If cores or core photos are available then these should be used as a basis for the facies subdivision, but unless lots of wells are cored, then the facies scheme needs to be simplified so that facies can be estimated from electric well logs. The non net facies are generally of less importance than differences in high and medium permeability facies.

Does the core facies that have been described fit in with the current thinking?
The facies should not be based on small-scale features that cannot be modelled from well to well.

Is it consistently described from well to well?
Can facies be matched to electric logs?
Do core plug data match porosity calculated from electric logs?
Is the core - wireline depth match adequate?
Does the estimate of net match that of electric logs?
Net is typically greater than 1mD for oil, greater than 0.1 or 0.01 mD for gas.

Facies from logs

Facies that can be derived from logs will obviously depend on the logging suites that were acquired on various wells in the field. If core is available, it is very important to understand the relationships between core and log facies. If there are a lot of uncored wells, then facies definition will be biased more towards what can be seen in logs. While log show features down to quite small scales, of 1 foot or so, interbedded units make be averaged out when compared with core logs. This is a particular problem if there are higher permeability core plugs in the middle of a sequence that looks shaley on logs.

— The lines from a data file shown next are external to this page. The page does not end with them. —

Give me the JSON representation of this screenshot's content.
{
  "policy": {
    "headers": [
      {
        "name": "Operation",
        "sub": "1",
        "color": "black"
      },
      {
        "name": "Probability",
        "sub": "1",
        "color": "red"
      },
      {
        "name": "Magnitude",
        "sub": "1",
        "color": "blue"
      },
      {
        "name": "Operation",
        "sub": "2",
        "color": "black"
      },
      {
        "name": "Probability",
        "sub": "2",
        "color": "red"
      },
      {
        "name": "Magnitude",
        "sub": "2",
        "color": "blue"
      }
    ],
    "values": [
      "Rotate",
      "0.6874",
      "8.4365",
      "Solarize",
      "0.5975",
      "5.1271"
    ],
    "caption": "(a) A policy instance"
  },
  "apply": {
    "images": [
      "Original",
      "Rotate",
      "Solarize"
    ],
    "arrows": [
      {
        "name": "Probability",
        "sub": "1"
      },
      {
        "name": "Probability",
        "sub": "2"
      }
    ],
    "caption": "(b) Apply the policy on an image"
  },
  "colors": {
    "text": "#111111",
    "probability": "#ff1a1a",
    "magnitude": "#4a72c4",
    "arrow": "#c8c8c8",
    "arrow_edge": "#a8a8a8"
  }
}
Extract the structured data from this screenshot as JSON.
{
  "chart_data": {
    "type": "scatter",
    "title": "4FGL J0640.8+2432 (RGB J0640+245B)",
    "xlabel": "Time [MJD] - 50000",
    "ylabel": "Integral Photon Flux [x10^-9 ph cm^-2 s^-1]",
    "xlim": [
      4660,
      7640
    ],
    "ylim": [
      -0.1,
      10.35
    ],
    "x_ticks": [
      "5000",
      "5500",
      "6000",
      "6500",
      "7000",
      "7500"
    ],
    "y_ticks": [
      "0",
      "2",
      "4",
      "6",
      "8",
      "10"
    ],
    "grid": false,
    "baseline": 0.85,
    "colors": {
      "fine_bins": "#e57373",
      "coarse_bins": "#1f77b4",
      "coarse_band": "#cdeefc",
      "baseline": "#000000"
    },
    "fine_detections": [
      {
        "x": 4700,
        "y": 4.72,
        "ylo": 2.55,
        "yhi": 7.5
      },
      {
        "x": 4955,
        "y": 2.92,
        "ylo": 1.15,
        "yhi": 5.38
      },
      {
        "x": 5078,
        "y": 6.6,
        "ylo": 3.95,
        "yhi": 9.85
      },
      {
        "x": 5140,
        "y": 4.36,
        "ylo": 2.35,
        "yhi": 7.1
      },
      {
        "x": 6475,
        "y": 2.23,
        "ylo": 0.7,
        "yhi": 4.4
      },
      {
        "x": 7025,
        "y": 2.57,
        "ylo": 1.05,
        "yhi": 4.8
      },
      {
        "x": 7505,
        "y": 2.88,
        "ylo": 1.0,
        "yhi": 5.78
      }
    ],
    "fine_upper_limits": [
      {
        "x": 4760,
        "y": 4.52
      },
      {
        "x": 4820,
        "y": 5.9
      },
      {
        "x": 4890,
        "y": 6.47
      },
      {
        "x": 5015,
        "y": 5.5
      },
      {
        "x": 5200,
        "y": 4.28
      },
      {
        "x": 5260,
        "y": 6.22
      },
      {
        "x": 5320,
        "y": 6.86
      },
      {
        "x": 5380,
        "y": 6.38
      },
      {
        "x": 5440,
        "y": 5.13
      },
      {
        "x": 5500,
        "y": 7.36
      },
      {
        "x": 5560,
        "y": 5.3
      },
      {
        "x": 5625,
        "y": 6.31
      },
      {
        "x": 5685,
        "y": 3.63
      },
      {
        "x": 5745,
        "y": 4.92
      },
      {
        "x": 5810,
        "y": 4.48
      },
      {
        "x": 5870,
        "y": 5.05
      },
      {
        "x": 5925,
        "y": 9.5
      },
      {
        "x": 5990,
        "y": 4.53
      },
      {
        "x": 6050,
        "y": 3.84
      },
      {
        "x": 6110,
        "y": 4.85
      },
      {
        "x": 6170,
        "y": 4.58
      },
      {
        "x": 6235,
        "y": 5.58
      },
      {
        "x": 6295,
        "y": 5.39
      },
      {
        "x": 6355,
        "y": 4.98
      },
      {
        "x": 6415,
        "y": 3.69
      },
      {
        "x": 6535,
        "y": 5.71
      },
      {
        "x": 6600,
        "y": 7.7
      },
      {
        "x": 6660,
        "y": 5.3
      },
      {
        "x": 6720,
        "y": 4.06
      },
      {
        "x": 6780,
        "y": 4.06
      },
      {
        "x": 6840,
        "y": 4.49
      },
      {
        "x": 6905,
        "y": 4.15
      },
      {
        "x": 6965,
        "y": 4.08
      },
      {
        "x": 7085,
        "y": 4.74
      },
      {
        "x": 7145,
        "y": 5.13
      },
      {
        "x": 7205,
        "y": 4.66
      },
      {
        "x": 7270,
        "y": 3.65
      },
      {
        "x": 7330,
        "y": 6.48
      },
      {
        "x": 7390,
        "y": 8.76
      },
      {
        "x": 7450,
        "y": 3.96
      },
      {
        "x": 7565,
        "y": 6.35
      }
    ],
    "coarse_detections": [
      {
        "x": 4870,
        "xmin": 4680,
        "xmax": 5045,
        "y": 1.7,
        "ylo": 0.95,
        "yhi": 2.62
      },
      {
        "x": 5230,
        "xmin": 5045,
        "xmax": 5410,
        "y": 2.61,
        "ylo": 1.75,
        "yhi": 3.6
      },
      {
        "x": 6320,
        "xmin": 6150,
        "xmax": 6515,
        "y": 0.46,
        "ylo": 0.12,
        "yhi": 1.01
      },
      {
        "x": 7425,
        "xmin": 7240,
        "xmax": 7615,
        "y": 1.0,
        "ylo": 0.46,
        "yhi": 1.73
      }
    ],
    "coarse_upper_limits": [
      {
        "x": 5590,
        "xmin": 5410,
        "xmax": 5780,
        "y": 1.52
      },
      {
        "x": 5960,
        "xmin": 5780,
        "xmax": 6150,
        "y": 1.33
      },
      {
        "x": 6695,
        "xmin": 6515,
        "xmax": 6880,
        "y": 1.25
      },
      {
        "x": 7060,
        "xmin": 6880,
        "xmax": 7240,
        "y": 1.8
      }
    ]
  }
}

How many wells have a good log set?
Are there any wells with suspect logs or casing points in the middle of the reservoir?
When picking facies, beware of fluid effects such as changes in density at GOC

Is normalisation of the logs required?
A common issues is variation in GR in different hole sizes

How many facies can really be identified from the available logs?
Automatically generated electrofacies can be used as a first pass, but will normally need considerable editing according to geological thinking and to remove intervals that are too thin to be modelled.

Facies from seismic

Seismic waves respond to larger-scale features and sometimes events within the reservoir can be seen and this has proved very useful on some fields. However while features can be seen on the seismic, matching these responses to well data and supposed fluid movements in the reservoir can be enigmatic. There are many techniques, but none of them are automatic, considerable manual interpretation may be required. In some instances, these methods can be used to define broad areas of better reservoir quality or broad channel belts.